Thursday, May 22, 2008


Last night I had the pleasure of filling in for our preacher, Allan Stanglin, while he was away at a conference. With the exception of a couple of small classes, the adults all meet together in the 'gymnatorium' for a time of worship. (By the way, in a few months when our new worship center is completed, the gymnatorium will be converted to an actual gym). So I'm not sure you can technically call it 'preaching' but as a friend told me, "you were in the pulpit, man that's preaching."

I spent about twenty minutes talking about our focus. The lesson revolved around the story of a young man named Chris McCandless who struck out on a journey to Alaska to find peace, solitude, and happiness. He spent two years wandering/hitchhiking/adventuring around the western US before finally making it to his destination. He went alone and he went with very little in the way of supplies. The goal was to 'live off the land' and get by with as little as possible. He had grown weary of all the materialism he saw around him so he tried to put himself as far away from it as possible thinking it would bring the life he desired.

The story of Chris' life was made into a movie in 2007 - directed by Sean Penn.

I enjoyed the movie although it may not be for everyone. Now that's it's on DVD I'd say it's definitely worth a few bucks for anyone to rent. (Note: it is rated 'R').

I'm not going to give away the ending just in case you want to check it out. But I will tell you that Chris made it to Alaska and lived what he thought was the ideal life for a while. By the end of his time there it is apparent that the joyful life he was looking for had more to do with his focus, his attitude, than his surroundings. It also became obvious to him that a happy life had to include others.

The point was for us to not lose our focus. It's obvious that we can be distracted by work/school, etc. But we also need to realize we can lose focus even when working for God. I've certainly seen instances where someone's mission, ministry, program or outreach became more about their efforts and accomplishments than a way to impact others the way Christ wants us to. I don't think it ever starts this way - it's simply a lack of (or loss of) focus.
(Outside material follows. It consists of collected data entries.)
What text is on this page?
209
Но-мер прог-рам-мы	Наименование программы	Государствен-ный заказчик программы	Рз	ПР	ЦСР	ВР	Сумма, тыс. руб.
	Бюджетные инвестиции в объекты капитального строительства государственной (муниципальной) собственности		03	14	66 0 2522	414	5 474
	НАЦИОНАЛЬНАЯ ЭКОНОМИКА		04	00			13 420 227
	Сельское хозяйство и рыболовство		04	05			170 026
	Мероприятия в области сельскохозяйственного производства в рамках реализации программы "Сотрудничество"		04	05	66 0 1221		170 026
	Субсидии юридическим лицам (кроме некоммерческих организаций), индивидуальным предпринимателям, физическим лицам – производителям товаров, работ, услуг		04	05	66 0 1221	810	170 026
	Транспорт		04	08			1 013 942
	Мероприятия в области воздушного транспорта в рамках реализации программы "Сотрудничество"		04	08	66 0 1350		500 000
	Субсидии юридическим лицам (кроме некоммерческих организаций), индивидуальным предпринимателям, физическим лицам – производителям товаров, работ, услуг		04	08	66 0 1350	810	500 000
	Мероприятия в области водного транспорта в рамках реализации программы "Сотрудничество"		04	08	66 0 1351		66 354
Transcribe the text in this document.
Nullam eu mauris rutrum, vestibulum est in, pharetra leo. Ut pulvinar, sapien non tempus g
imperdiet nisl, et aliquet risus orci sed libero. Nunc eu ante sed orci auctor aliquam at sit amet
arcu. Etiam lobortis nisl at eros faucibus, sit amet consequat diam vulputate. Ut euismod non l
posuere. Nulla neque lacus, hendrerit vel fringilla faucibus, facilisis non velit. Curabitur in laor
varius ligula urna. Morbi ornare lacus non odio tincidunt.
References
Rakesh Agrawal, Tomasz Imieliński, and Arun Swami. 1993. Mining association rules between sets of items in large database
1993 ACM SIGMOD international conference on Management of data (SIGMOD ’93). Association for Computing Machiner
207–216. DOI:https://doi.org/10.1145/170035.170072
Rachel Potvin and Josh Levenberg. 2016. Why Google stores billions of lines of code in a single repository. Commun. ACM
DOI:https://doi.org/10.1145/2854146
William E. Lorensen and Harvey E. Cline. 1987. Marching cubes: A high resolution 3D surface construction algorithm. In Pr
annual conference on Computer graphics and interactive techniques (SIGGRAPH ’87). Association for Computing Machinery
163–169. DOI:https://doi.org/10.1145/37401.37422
By remaining focused on our relationship with Christ we grow closer to him. The closer we grow to him the more we want to please him, the more we want him to be proud of us. It's exactly like the bond between a parent and child. In a relationship like that, one that's based on love and selfless thinking, we don't strive to serve the other person out of some sense of obligation. Our love for them makes us want to please them. It makes us want to serve them.

When we have this type of relationship with Jesus we automatically become servants. We can't help but to want to go out and feed the hungry, provide clothing to the needy, find shelter for the get the point. We can't help but to want and go out and treat people the way Christ would have. It all boils down to our focus.

Christ offers happiness. He offers joy. He offers fulfillment. We're not going to find it running around trying to keep ourselves busy. We're not going to find it out alone in the wilderness. The only thing we have to do is fix our eyes on him. Everything else will come naturally.

I received some very kind feedback after the lesson last night from several people. Paul Brownlow went so far as to say I should be preaching more. I told him that if I get the chance to fill in now and then I probably would. As for the pulpit at Legacy, I assure you that position is set securely within the capable hands of Allan. I even checked in with him for some pointers to tie all this together. I'll leave you with the first thing out of his mouth:

Matthew 6:33 - seek ye first the kingdom of God

Stay focused.

Wednesday, May 7, 2008

I told you Nanny rocks!

A few weeks ago the boys were at Wal-Mart trying to figure out a way to spend some Christmas and birthday money that was apparently burning holes in their pockets. It was the same old, same old. Dillon heads for the Xbox games and Dawson wants to check out bicycles and remote controlled cars. But they were instructed to stay together and as they strolled the aisles they found it:

Rockband. It's not just a game, it's like having a band. You can have a singer, a drummer and two guitars all playing at the same time. It's the greatest thing since, well...Guitar Hero.

Separately they can't come close to paying for it. But together? Yeah, together there's just enough. So that night we're tearing open the huge box and setting up stage. Bedtime was extended - I mean, have you ever heard of a rockstar with a bedtime? So they got an extra 45 minutes and were able to get a few songs in.

They were back at it early the next morning before school. But it wasn't long before they added a new band member:

Yes, that's Nanny tearing it up on lead guitar.